You see, I've long been fascinated with the stylized representations of nature and the beautiful calligraphy at the height of the reign of the Moors in Spain. I took an art history class on Islamic Art and Architecture in college and vowed someday I'd visit the region in Spain and now... Wow! I had arrived!
My hotel was perfectly located to everything. It was in the "old" portion of the city- an easy walk to the Guadalquivir River, transportation, and the famous Cordoba Mosque. I had only 3 full days and nights with so much to do.
To get my bearings, a bought a ticket for the city tour bus and a ticket for the ruins of Madinat al Zahra. The bus was a wonderful idea. I saw so many areas and that gave me an overall feeling for the city. Next, was one of the goals on my list.
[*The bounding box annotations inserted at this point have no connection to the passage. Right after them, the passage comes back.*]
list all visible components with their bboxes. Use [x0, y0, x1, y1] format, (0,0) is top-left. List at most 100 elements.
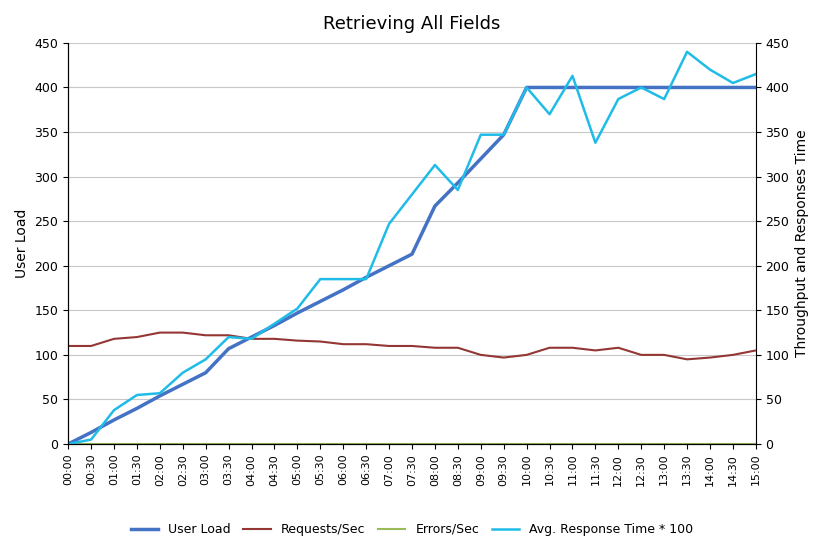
User Load	[316, 298, 325, 305]
User Load	[545, 84, 555, 91]
User Load	[339, 287, 349, 293]
Line: Requests/Sec: Requests/Sec	[68, 333, 756, 359]
Requests/Sec	[522, 351, 531, 358]
Errors/Sec	[109, 441, 119, 447]
Avg. Response Time * 100	[132, 392, 142, 398]
Avg. Response Time * 100	[178, 370, 188, 376]
User Load	[293, 310, 302, 316]
User Load	[269, 322, 279, 329]
Errors/Sec	[682, 441, 692, 447]
Requests/Sec	[591, 347, 601, 354]
Requests/Sec	[293, 337, 302, 344]
Avg. Response Time * 100	[705, 67, 715, 73]
User Load	[178, 381, 188, 388]
Errors/Sec	[361, 441, 371, 447]
Avg. Response Time * 100	[384, 221, 394, 227]
Avg. Response Time * 100	[407, 191, 417, 198]
Legend: User Load, Requests/Sec, Errors/Sec, Avg. Response Time * 100: User Load, Requests/Sec, Errors/Sec, Avg…	[126, 518, 698, 541]
Avg. Response Time * 100	[591, 140, 601, 146]
Errors/Sec	[659, 441, 669, 447]
Avg. Response Time * 100	[201, 356, 211, 362]
Avg. Response Time * 100	[155, 390, 165, 397]
Line: User Load: User Load	[68, 87, 756, 444]
User Load	[705, 84, 715, 91]
Avg. Response Time * 100	[246, 336, 256, 342]
User Load	[384, 262, 394, 269]
User Load	[201, 370, 211, 376]
Avg. Response Time * 100	[361, 276, 371, 282]
Avg. Response Time * 100	[339, 276, 349, 282]
Requests/Sec	[109, 336, 119, 342]
Requests/Sec	[132, 334, 142, 340]
Title: Retrieving All Fields: Retrieving All Fields	[323, 15, 501, 33]
Avg. Response Time * 100	[751, 71, 761, 78]
Errors/Sec	[178, 441, 188, 447]
Avg. Response Time * 100	[728, 80, 737, 86]
Errors/Sec	[293, 441, 302, 447]
User Load	[246, 334, 256, 340]
Avg. Response Time * 100	[109, 407, 119, 414]
Requests/Sec	[407, 343, 417, 349]
Requests/Sec	[269, 336, 279, 342]
Errors/Sec	[705, 441, 715, 447]
Requests/Sec	[361, 341, 371, 348]
Errors/Sec	[568, 441, 578, 447]
Avg. Response Time * 100	[568, 73, 578, 79]
Avg. Response Time * 100	[87, 436, 96, 443]
User Load	[430, 203, 440, 210]
Errors/Sec	[339, 441, 349, 447]
Errors/Sec	[246, 441, 256, 447]
Errors/Sec	[453, 441, 463, 447]
User Load	[591, 84, 601, 91]
User Load	[87, 429, 96, 436]
Requests/Sec	[178, 329, 188, 336]
Errors/Sec	[223, 441, 233, 447]
Errors/Sec	[728, 441, 737, 447]
User Load	[223, 345, 233, 352]
User Load	[522, 84, 531, 91]
Avg. Response Time * 100	[682, 48, 692, 55]
Avg. Response Time * 100	[545, 111, 555, 118]
Errors/Sec	[636, 441, 646, 447]
Errors/Sec	[545, 441, 555, 447]
Errors/Sec	[499, 441, 508, 447]
Avg. Response Time * 100	[453, 186, 463, 193]
Requests/Sec	[87, 343, 96, 349]
Y-axis label: Throughput and Responses Time: Throughput and Responses Time	[795, 130, 809, 358]
Requests/Sec	[453, 344, 463, 351]
Avg. Response Time * 100	[223, 334, 233, 340]
Avg. Response Time * 100	[430, 162, 440, 168]
Requests/Sec	[155, 329, 165, 336]
Requests/Sec	[475, 351, 485, 358]
Avg. Response Time * 100	[63, 441, 73, 447]
Requests/Sec	[246, 336, 256, 342]
Avg. Response Time * 100	[475, 131, 485, 138]
Requests/Sec	[223, 332, 233, 339]
User Load	[568, 84, 578, 91]
Requests/Sec	[430, 344, 440, 351]
Errors/Sec	[430, 441, 440, 447]
Requests/Sec	[705, 354, 715, 361]
User Load	[407, 251, 417, 257]
Requests/Sec	[659, 351, 669, 358]
Errors/Sec	[201, 441, 211, 447]
User Load	[682, 84, 692, 91]
Avg. Response Time * 100	[636, 84, 646, 91]
Errors/Sec	[155, 441, 165, 447]
User Load	[499, 131, 508, 138]
Errors/Sec	[132, 441, 142, 447]
Requests/Sec	[545, 344, 555, 351]
Avg. Response Time * 100	[293, 305, 302, 312]
User Load	[453, 179, 463, 186]
Y-axis label: User Load: User Load	[15, 209, 29, 278]
Errors/Sec	[384, 441, 394, 447]
Requests/Sec	[316, 338, 325, 345]
User Load	[155, 393, 165, 399]
User Load	[636, 84, 646, 91]
Requests/Sec	[384, 343, 394, 349]
User Load	[361, 274, 371, 280]
Errors/Sec	[475, 441, 485, 447]
Errors/Sec	[316, 441, 325, 447]
Errors/Sec	[87, 441, 96, 447]
User Load	[728, 84, 737, 91]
For the final in that art history class, I wrote about Madinat al Zahra( "beautiful town" in Arabic). This walled city was built by the caliph about 13 kilometers outside of Cordoba as the administrative, governmental and palace for the region and to rival the caliphates of Damascus and Baghdad. The gardens, buildings and location accomplished all that the caliph desired to display the power and richness of his kingdom and more. Sadly, it would be sacked and almost disappear within 80 years. Now, about 10% of the entire complex has been restored.
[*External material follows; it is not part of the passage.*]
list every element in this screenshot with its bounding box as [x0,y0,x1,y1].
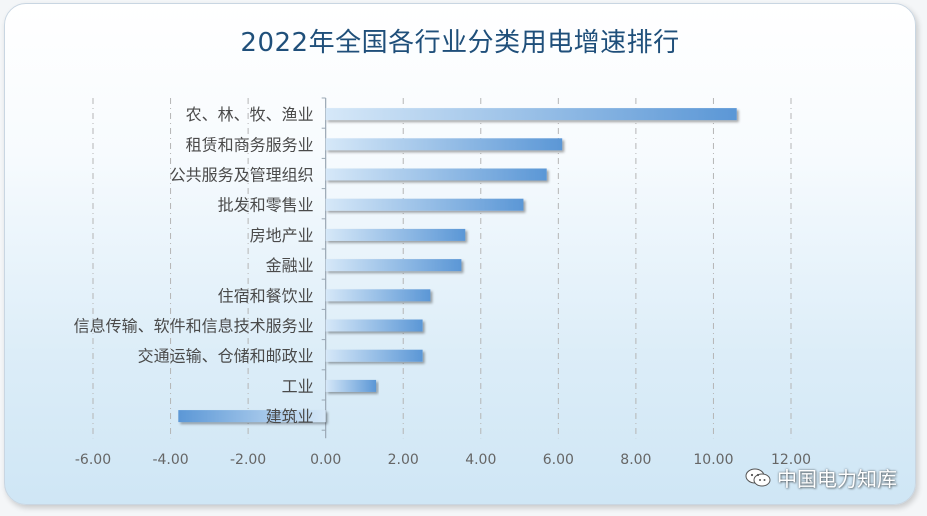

A tour ticket to the site includes transportation to a low-build building where you find the theater featuring a 15-minute film with wonderful animations picturing how the city must have appeared. You see an ambassador and his aides entering on horseback completely in awe by the splendor of the gardens and buildings against the backdrop of the Sierra Morena mountains. Then, the scene dissolves and shows the viewer where it is in the restored area at the ruins. Very well done. With those images in mind, you board buses to go to the site.
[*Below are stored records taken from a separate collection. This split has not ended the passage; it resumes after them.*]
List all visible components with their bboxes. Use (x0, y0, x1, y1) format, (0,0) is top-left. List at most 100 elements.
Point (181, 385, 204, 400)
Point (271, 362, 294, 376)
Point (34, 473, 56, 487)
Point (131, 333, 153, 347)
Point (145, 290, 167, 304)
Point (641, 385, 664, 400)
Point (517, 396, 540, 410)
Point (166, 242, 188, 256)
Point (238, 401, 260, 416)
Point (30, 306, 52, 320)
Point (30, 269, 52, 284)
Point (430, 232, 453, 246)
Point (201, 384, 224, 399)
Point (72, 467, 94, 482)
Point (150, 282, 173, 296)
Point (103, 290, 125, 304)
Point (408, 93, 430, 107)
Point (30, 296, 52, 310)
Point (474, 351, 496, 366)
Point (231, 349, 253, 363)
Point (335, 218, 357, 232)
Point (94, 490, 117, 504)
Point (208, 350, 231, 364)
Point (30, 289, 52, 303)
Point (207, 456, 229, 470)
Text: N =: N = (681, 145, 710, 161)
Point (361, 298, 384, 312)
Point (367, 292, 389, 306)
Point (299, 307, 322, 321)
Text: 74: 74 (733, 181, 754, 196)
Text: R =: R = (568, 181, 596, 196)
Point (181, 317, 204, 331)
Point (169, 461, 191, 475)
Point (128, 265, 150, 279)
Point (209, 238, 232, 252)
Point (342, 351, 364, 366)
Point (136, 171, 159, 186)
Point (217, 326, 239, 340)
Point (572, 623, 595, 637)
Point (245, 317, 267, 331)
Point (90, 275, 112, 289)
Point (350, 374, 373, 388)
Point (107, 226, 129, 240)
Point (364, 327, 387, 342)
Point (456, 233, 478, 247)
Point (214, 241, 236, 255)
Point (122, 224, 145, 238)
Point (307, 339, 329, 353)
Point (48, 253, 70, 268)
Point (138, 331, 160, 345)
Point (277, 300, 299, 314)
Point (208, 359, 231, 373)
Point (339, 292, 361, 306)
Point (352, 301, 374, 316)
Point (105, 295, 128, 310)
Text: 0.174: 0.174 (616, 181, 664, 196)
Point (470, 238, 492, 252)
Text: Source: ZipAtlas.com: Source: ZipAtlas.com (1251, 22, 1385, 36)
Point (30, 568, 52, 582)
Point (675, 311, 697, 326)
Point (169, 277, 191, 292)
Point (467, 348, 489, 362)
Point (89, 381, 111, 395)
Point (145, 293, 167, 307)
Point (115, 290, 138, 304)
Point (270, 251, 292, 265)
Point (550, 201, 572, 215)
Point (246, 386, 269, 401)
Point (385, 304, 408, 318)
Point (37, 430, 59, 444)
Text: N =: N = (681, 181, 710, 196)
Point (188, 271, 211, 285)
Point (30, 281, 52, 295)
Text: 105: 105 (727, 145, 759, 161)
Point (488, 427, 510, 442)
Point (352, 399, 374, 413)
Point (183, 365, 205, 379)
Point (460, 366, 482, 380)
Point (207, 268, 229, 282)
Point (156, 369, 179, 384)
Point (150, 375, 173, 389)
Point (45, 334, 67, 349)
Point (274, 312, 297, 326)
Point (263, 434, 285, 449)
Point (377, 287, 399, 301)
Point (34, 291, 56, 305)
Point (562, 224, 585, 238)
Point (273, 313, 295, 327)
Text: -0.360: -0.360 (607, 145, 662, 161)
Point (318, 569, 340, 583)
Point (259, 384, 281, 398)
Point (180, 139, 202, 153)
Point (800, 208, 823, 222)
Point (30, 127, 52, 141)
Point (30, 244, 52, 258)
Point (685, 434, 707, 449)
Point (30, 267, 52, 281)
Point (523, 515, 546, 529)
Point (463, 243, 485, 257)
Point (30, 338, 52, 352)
On my final day, I visited the famous Cordoba Mosque. Let me say that no photos or paintings can prepare you for its size and grandeur. I was so awestruck that even thinking about it brings tears to my eyes. What magnificence! I kept thinking I was experiencing one of the wonders of the world. I shot photo after photo in the hope that somehow I could capture the scope of it. (Everyone who's seen it comments on the size. I read that at the city's zenith 20,000 worshippers prayed there!)
When the Christians conquered Cordoba, they plopped a church in the middle of it. At least they had the good sense not to destroy and replace it. I'd like to think that they realized how extraordinary it was.
That evening, as I sat at an outdoor cafe enjoying my dinner, I realized that there was one more thing I wanted to do in Cordoba. I paid my bill and hurried to the river just in time to photograph the sun setting over the Guadalquiver River which passes through tothe next stop on my journey - Seville. Yet, saying good-bye to Cordoba wasn't easy.